I believe Scott says he shares many of these desires, but is ignoring evangelicalism’s participation in racial injustice and minimizing our role in systemic sin, and by doing so, he is unwittingly creating barriers to our world clearly seeing and hearing the gospel. Scott attributes the cultural shifts to be what is causing division in the church even though Black evangelicals have been describing the division the entire 20 years since we started multi-ethnic ministry, hundreds of years prior to that and presently from stories of longstanding communal pain. I attribute the division to pride that is blinding the church of her idolatry and a lack of repentance for past and present sin. Evangelicals struggle to read their opponents charitably and to know how to apply common grace to ideas outside the Christian faith.
Scott’s assessment of the events lack an articulation of the complex and longstanding pain that has led to our generation’s racial justice movement. While Scott is gracious to approach me and polite in his communication, there is increasing militancy from many who share his convictions (as well as those who share mine). I’m concerned we aren’t using the basic habits of peacemaking, let alone reconciliation, and if Christians do not learn some new dialogue patterns we may be contributors, even initiators, of future violence in our nation.

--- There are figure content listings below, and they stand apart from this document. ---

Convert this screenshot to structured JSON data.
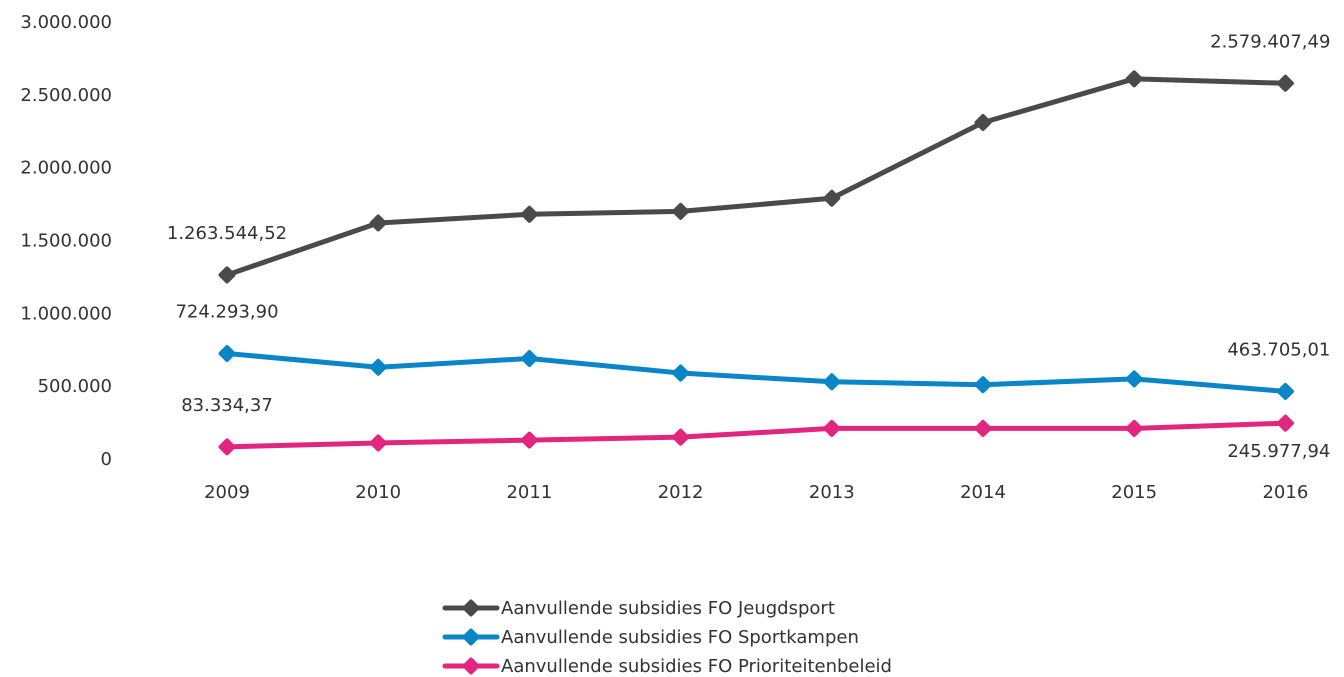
{
  "chart_data": {
    "type": "line",
    "title": "",
    "xlabel": "",
    "ylabel": "",
    "x": [
      "2009",
      "2010",
      "2011",
      "2012",
      "2013",
      "2014",
      "2015",
      "2016"
    ],
    "ylim": [
      0,
      3000000
    ],
    "yticks": [
      0,
      500000,
      1000000,
      1500000,
      2000000,
      2500000,
      3000000
    ],
    "ytick_labels": [
      "0",
      "500.000",
      "1.000.000",
      "1.500.000",
      "2.000.000",
      "2.500.000",
      "3.000.000"
    ],
    "grid": false,
    "legend_position": "bottom",
    "series": [
      {
        "name": "Aanvullende subsidies FO Jeugdsport",
        "color": "#4a4a4a",
        "values": [
          1263544.52,
          1620000,
          1680000,
          1700000,
          1790000,
          2310000,
          2610000,
          2579407.49
        ]
      },
      {
        "name": "Aanvullende subsidies FO Sportkampen",
        "color": "#0a85c7",
        "values": [
          724293.9,
          630000,
          690000,
          590000,
          530000,
          510000,
          550000,
          463705.01
        ]
      },
      {
        "name": "Aanvullende subsidies FO Prioriteitenbeleid",
        "color": "#e2267f",
        "values": [
          83334.37,
          110000,
          130000,
          150000,
          210000,
          210000,
          210000,
          245977.94
        ]
      }
    ],
    "data_labels": [
      {
        "series": 0,
        "index": 0,
        "text": "1.263.544,52",
        "position": "above"
      },
      {
        "series": 0,
        "index": 7,
        "text": "2.579.407,49",
        "position": "above"
      },
      {
        "series": 1,
        "index": 0,
        "text": "724.293,90",
        "position": "above"
      },
      {
        "series": 1,
        "index": 7,
        "text": "463.705,01",
        "position": "above"
      },
      {
        "series": 2,
        "index": 0,
        "text": "83.334,37",
        "position": "above"
      },
      {
        "series": 2,
        "index": 7,
        "text": "245.977,94",
        "position": "below"
      }
    ]
  }
}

My desire to engage in this dialogue is to attempt to get to the root of what we are truly disagreeing on. Our disagreements are not small or insignificant and I believe where they go unresolved it will continue to have serious consequences to the church scattered throughout the United States. I desire to demonstrate that the way forward is not to compromise Christian character or kindness even while uncovering significant differences. In this specific way, I believe Scott and his followers can choose to be partners in modeling brotherly kindness to a church that demonstrates greater and greater hostility to one another. Lastly it should be noted that I asked an Anglican pastor in downtown Phoenix, Andrew Stravitz, to join me in writing the first two of the three letters.
Brothers and sisters, we recognize the confines of word limits. Six brief exchanges are inadequate to fully deal with the important questions raised in these letters. We hope those who take the time to read the full dialogue will take seriously the gravity of the times we are in and discern the response of faithful discipleship and missionary encounter in the midst of it. We both feel honored to serve the pastors and churches connected to each of our ministries and leave our exchange committed to more fervent prayer along the lines of Paul’s beautiful prayer for one another and God’s people in our city:
“I keep asking that the God of our Lord Jesus Christ, the glorious Father, may give you the Spirit of wisdom and revelation so that you may know him better. I pray that the eyes of your heart may be enlightened in order that you may know the hope to which he has called you, the riches of his glorious inheritance in his holy people, and his incomparably great power for us who believe …” Ephesians 1:17 -19.